When will AI peak? Analysis of the inflection point in the US stock market AI cycle.
Recently, a deep review of the US stock market AI sector has revealed significant divergences among top Wall Street institutions regarding the timing and signals of the sector peaking. The market has shifted from narrative exuberance to a critical window of empirical profit.
Current institutional views present a stark contrast: Bank of America (BofA) has issued a clear warning that the AI sector will face an air pocket effect in 2026âcompanies continue to increase capital investment, but commercial returns lag severely, and the mismatch between funding and performance will trigger a sharp correction in stock prices; Goldman Sachs, on the other hand, estimates that capital expenditure in the AI sector could reach $700 billion by 2026, equal to the GDP share at the peak of the 1990s telecom bubble, believing that the industry still has room for expansion and is unlikely to peak in the short term.
Combining market data and industry logic, my core judgment is as follows:
Firstly, the overall US stock market AI sector is in an overvalued range and at the tail end of a bull market.
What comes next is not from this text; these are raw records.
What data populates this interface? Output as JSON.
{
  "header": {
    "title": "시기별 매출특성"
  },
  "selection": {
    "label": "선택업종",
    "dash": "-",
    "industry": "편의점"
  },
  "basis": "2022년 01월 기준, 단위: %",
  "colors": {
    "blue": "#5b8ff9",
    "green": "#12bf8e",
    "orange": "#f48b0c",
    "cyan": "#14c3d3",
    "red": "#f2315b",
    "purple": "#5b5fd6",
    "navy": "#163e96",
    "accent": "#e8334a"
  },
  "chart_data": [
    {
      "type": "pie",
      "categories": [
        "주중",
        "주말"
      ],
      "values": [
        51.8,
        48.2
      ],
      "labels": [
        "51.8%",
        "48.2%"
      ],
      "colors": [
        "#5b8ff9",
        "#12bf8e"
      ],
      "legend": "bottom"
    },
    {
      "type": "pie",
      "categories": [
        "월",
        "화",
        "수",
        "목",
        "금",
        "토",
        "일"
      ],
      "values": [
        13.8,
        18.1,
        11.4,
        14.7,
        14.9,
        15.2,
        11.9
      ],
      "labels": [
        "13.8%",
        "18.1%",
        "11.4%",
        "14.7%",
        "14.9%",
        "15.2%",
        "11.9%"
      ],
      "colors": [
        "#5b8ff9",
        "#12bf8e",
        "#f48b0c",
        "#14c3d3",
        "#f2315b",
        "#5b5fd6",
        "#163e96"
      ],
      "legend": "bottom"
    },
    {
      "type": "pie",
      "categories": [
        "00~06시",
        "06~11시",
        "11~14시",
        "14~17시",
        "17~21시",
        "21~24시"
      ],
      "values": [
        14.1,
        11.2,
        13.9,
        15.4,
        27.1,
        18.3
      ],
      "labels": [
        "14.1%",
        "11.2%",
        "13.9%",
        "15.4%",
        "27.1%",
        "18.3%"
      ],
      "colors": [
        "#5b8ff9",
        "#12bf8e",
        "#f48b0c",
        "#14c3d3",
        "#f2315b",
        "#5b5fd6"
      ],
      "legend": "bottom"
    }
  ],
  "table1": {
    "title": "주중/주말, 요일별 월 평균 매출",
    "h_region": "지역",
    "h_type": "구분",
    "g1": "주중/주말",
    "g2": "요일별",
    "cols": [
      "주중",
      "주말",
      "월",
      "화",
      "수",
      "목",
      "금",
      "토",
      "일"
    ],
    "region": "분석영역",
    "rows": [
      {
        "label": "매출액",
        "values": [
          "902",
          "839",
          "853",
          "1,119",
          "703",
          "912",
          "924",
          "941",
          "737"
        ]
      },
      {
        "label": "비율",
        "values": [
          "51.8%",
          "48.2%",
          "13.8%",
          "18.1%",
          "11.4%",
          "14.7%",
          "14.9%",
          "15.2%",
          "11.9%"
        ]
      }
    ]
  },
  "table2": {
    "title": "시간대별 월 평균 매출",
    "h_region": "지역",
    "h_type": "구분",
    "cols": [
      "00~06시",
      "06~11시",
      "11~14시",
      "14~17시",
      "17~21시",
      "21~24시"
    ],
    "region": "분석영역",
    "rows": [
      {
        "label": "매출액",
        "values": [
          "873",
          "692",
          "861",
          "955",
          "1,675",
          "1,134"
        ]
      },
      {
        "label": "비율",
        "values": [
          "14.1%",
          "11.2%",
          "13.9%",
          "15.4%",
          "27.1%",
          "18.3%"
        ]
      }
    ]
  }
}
Valuations have fully discounted future growth expectations, and long-term investors like Buffett are shifting to defensive allocations, signaling a contraction in market risk appetite.
Secondly, the life-and-death question of the AI sector lies in the realization of revenue at the application layer. Wall Street has entered a performance verification period, and the current slow commercialization and lower-than-expected conversion to paid services have become the sector's biggest soft spotâif the application layer cannot achieve scalable profitability, the valuation of the entire AI industry chain will face systemic reconstruction.
Thirdly, the growth rate of computing infrastructure has reached an inflection point, with the first half of 2026 being the peak of the acceleration in computing cluster deployment; although sales of large model tokens remain within a normal range, revenue has not shown significant growth on the books, making the industry's characteristic of 'heavy investment, light return' increasingly evident.
Fourthly, considering the cyclical position, industry rhythm, and external events, the AI sector is already in the late stages of a bull market, with continuous adjustment pressure accumulating.
Fifthly, combined with event-driven strategies, SpaceX is expected to go public in mid-2026, increasing the probability of capital diversion and market sentiment switching. The layout of the AI sector can complete a full exit before its IPO, locking in profits and avoiding uncertainty.
Research on the US stock market is still being deepened and improved. In the future, it will continue to adjust the judgment of the AI sector's inflection point by combining financial report data, capital expenditure rhythm, and liquidity changes, seeking the optimal balance between enthusiasm and rationality.